Afinal, cada novo direito reivindicado disputa os recursos púbicos com os direitos já garantidos e pode conferir reconhecimento simbólico a valores que podem ser combatidos com unhas e dentes por outros grupos sociais. Nesse sentido, a ideia de Estado de direito é um fator constante de desestabilização do status quo, um elemento incômodo para todos os desejos e necessidades já reconhecidos, um motor que impulsiona a transformação do direito positivo, que precisa ser revisto constantemente para dar lugar a novos interesses sociais.

A afirmação de que a vontade do poder deva coincidir com a vontade da sociedade, ou seja, de que ela deva ser cada vez mais inclusiva, arma um mecanismo que tende a colocar em xeque toda e qualquer instituição formal que deixe de se transformar para abarcar novos desejos e necessidades sociais. Para Franz Neumann, como mostra Rodriguez (2013a) esta é a estrutura essencial do Estado de direito:

Trata-se de uma estrutura institucional que constrange o poder soberano a agir conforme a vontade da sociedade por meio de normas gerais e as instituições ligadas a elas [...], que instituem e garantem a separação entre soberania e liberdade, entre sociedade e Estado (p. 172).

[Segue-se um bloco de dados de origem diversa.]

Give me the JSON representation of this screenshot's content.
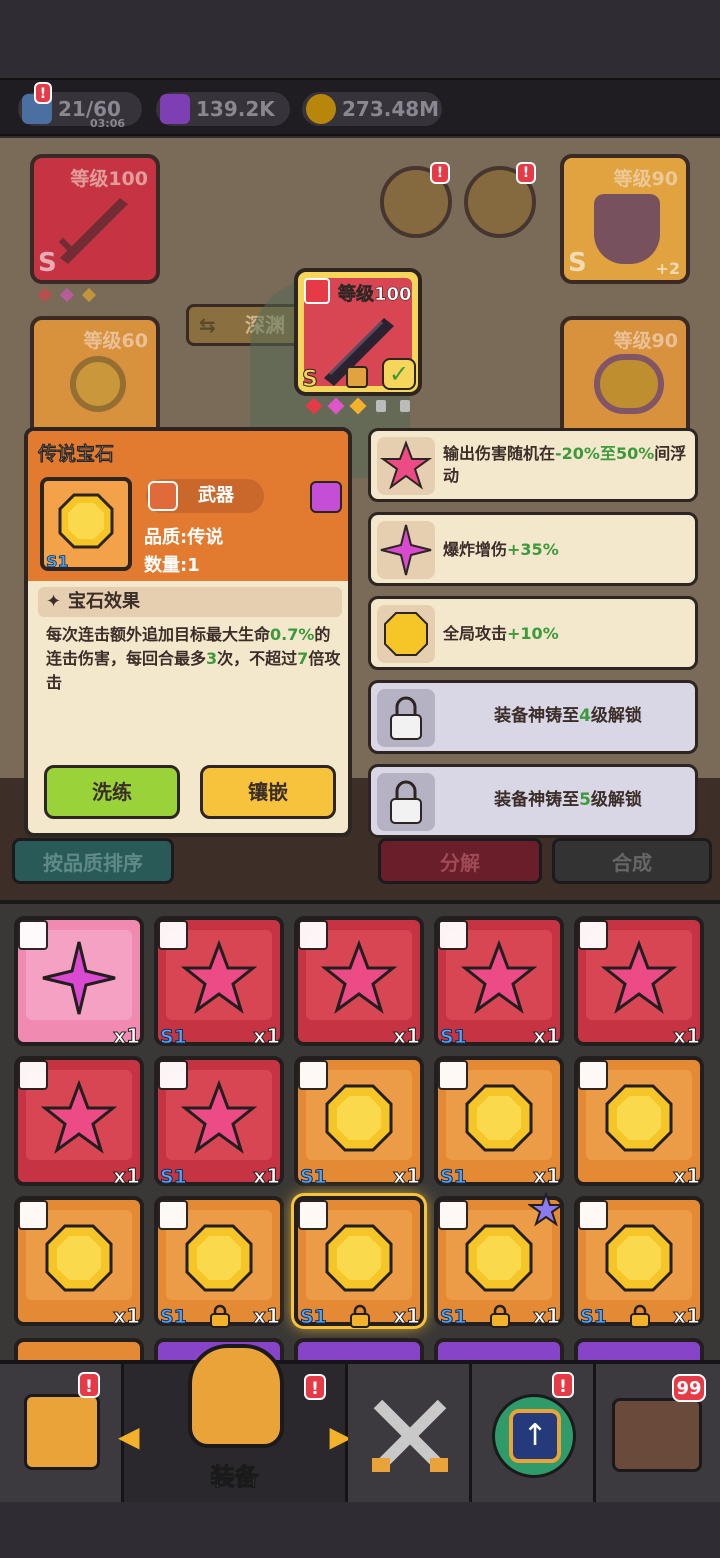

A ideia de Estado de direito caracteriza-se pela existência de duas esferas: a da soberania e a da liberdade em relação à soberania. A separação dos Estados nacionais ou de outros entes assemelhados nessas duas esferas, acrescida da afirmação de que ele deve servir às necessidades e à vontade de todos os homens e mulheres submetidos a tal poder, possibilita a ampliação do espaço de participação política das forças sociais na produção das normas que regulam a vida em sociedade. De acordo com Rodriguez (2009):

Trata-se de uma estrutura inclusiva e, por isso mesmo, aberta para o futuro, capaz de apreender as novas demandas sociais. A questão não é mais qual é a verdade substantiva que deve orientar a elaboração do direito positivo, mas como construir instituições capazes de ouvir a voz da sociedade (p. 123).

Criticar um Estado de direito em concreto, que assumisse ou não a forma de um Estado nacional, significa, em primeiro lugar, investigar empiricamente o sofrimento social e a ação dos movimentos sociais para identificar indivíduos e grupos, cujos desejos e necessidades não estejam sendo levados em conta pelas instituições formais2. Ademais, e este é o foco deste texto, criticar um estado de direito em concreto significa também mostrar aquelas situações em que os incluídos procuram perverter o direito para evitar que ele esse transforme para abarcar novos desejos e interesse sociais. Afinal, a cada mudança no direito positivo, os interesses já incluídos ficam desestabilizados, ameaçados por demandas novas pela utilização de recursos públicos e pelo reconhecimento simbólico. Nesse sentido, o objetivo deste texto é identificar uma pauta de pesquisa crítica para investigações sobre a racionalidade jurídica em ação, especialmente no exercício da função jurisdicional e da função executiva.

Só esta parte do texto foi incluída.